Car la couleur de la formation était ainsi donnée, ou plutôt les couleurs (voir Bichsel, Petignat & Thiébaud, 2019) :

  • différents modèles théoriques et pratiques d’APP, présentés par des référents extérieurs à la formation mais aussi par Jürg Bichsel et Marc Thiébaud, les animateurs du CAS ;
  • la théorie au service de la pratique ;
  • de la pratique dans des contextes différents : groupe de pairs, groupe d’accompagnement, groupe externe ;
  • les APP vécues dans chaque position : animatrice, exposante, participante, observatrice.

2. Comment j’ai vécu la formation…

La formation AGAPP est une formation expérientielle entrecoupée de modules théoriques, dans lesquels des intervenants extérieurs à la HEP présentent leur(s) modèle(s) d’APP. A titre d’exemples, Marguerite Altet nous a parlé de l’analyse de vidéos avec un animateur-expert, Patrick Robo de la technique des « Trois colonnes », Thérèse Perez-Roux de la centration sur la personne et son identité professionnelle et Yann Vacher de son dispositif ARPPEGE[2]. Chaque participant y a pris ce qui lui convenait, en se constituant ainsi une boîte à outils pour l’avenir. Les bénéfices de ces approches multiples me sont apparus plus tard, lorsque j’ai osé tenter, à petits pas, d’intégrer des apports de Patrick Robo et Yann Vacher dans mes animations.

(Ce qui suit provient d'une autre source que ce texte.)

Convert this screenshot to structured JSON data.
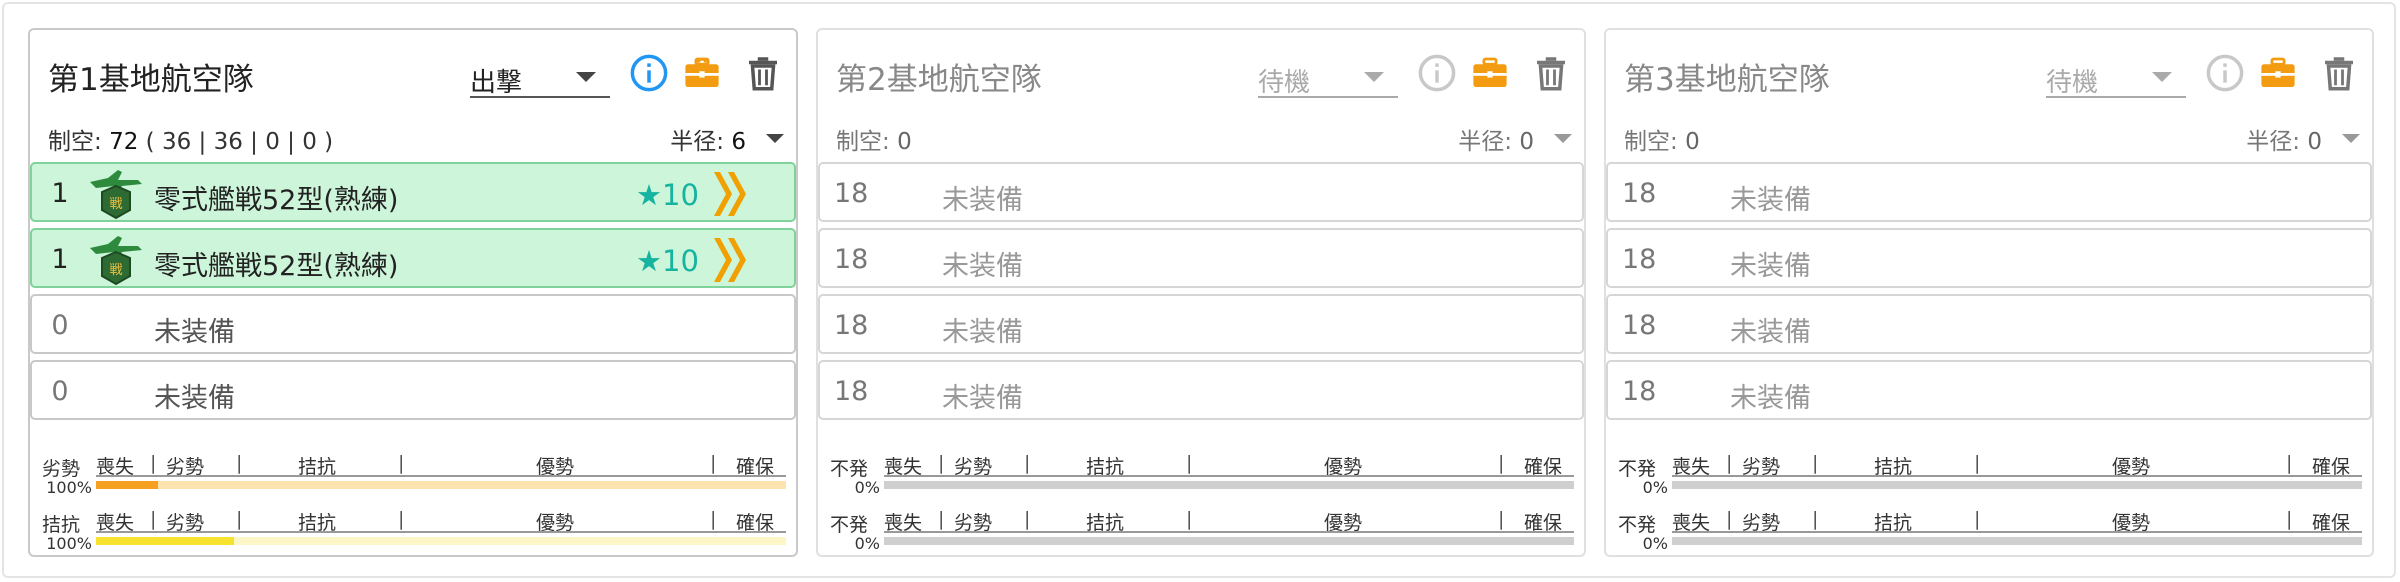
{
  "cards": [
    {
      "title": "第1基地航空隊",
      "mode": "出撃",
      "air_power_label": "制空: ",
      "air_power_value": "72",
      "air_power_detail": " ( 36 | 36 | 0 | 0 )",
      "radius_label": "半径: ",
      "radius_value": "6",
      "slots": [
        {
          "num": "1",
          "name": "零式艦戦52型(熟練)",
          "improvement": "★10",
          "equipped": true
        },
        {
          "num": "1",
          "name": "零式艦戦52型(熟練)",
          "improvement": "★10",
          "equipped": true
        },
        {
          "num": "0",
          "name": "未装備",
          "equipped": false
        },
        {
          "num": "0",
          "name": "未装備",
          "equipped": false
        }
      ],
      "bars": [
        {
          "status": "劣勢",
          "percent": "100%",
          "fill": 0.09,
          "fill_color": "#f5a020",
          "track_color": "#fde3b0"
        },
        {
          "status": "拮抗",
          "percent": "100%",
          "fill": 0.2,
          "fill_color": "#f7e230",
          "track_color": "#fdf7c8"
        }
      ]
    },
    {
      "title": "第2基地航空隊",
      "mode": "待機",
      "air_power_label": "制空: ",
      "air_power_value": "0",
      "air_power_detail": "",
      "radius_label": "半径: ",
      "radius_value": "0",
      "slots": [
        {
          "num": "18",
          "name": "未装備",
          "equipped": false
        },
        {
          "num": "18",
          "name": "未装備",
          "equipped": false
        },
        {
          "num": "18",
          "name": "未装備",
          "equipped": false
        },
        {
          "num": "18",
          "name": "未装備",
          "equipped": false
        }
      ],
      "bars": [
        {
          "status": "不発",
          "percent": "0%",
          "fill": 0,
          "fill_color": "#cfcfcf",
          "track_color": "#cfcfcf"
        },
        {
          "status": "不発",
          "percent": "0%",
          "fill": 0,
          "fill_color": "#cfcfcf",
          "track_color": "#cfcfcf"
        }
      ]
    },
    {
      "title": "第3基地航空隊",
      "mode": "待機",
      "air_power_label": "制空: ",
      "air_power_value": "0",
      "air_power_detail": "",
      "radius_label": "半径: ",
      "radius_value": "0",
      "slots": [
        {
          "num": "18",
          "name": "未装備",
          "equipped": false
        },
        {
          "num": "18",
          "name": "未装備",
          "equipped": false
        },
        {
          "num": "18",
          "name": "未装備",
          "equipped": false
        },
        {
          "num": "18",
          "name": "未装備",
          "equipped": false
        }
      ],
      "bars": [
        {
          "status": "不発",
          "percent": "0%",
          "fill": 0,
          "fill_color": "#cfcfcf",
          "track_color": "#cfcfcf"
        },
        {
          "status": "不発",
          "percent": "0%",
          "fill": 0,
          "fill_color": "#cfcfcf",
          "track_color": "#cfcfcf"
        }
      ]
    }
  ],
  "scale_labels": {
    "loss": "喪失",
    "inferior": "劣勢",
    "parity": "拮抗",
    "superiority": "優勢",
    "supremacy": "確保"
  },
  "icons": {
    "info": "info-icon",
    "equipment": "briefcase-icon",
    "delete": "trash-icon",
    "fighter": "fighter-plane-icon",
    "proficiency": "proficiency-chevron-icon"
  },
  "colors": {
    "info_active": "#2196f3",
    "briefcase": "#f39c12",
    "equipped_bg": "#cdf5da",
    "star": "#16b3a0",
    "proficiency": "#f0a000"
  }
}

Ce qui nous a accompagnés durant les 14 mois de formation, ce sont les demi-journées ou journées complètes du module d’accompagnement avec Marc Thiébaud et Jürg Bichsel, où l’accent était mis sur la pratique et où la théorie était « distillée » progressivement, souvent durant les moments « méta ». C’étaient ainsi les situations concrètes vécues en APP qui donnaient lieu à des mises en évidence, réflexions, compléments ou remises en question.

Les modules d’accompagnement débutaient souvent par des questions que les participants avaient posées, soit lors d’une précédente séance, soit par courriel avant la rencontre. Nous trouvions dans les discussions qui suivaient des réponses à nos interrogations mais aussi des pistes de réflexion que nous ne soupçonnions pas encore. Ainsi une activité de « mise en lien » servait toujours d’introduction à la journée ; non seulement nous y avons appris de multiples moyens d’animation et reçu des outils concrets, mais encore cela nous incitait à réfléchir à ce fameux lien entre les participants à l’APP, lien qui se crée dès les premières minutes de présence dans le groupe. Je me souviens d’une des toutes premières remarques de Jürg Bichsel lors du premier module : « Tout le monde devrait pouvoir prendre la parole dans les cinq premières minutes, sinon certains se tairont définitivement. » C’est devenu une règle pour moi.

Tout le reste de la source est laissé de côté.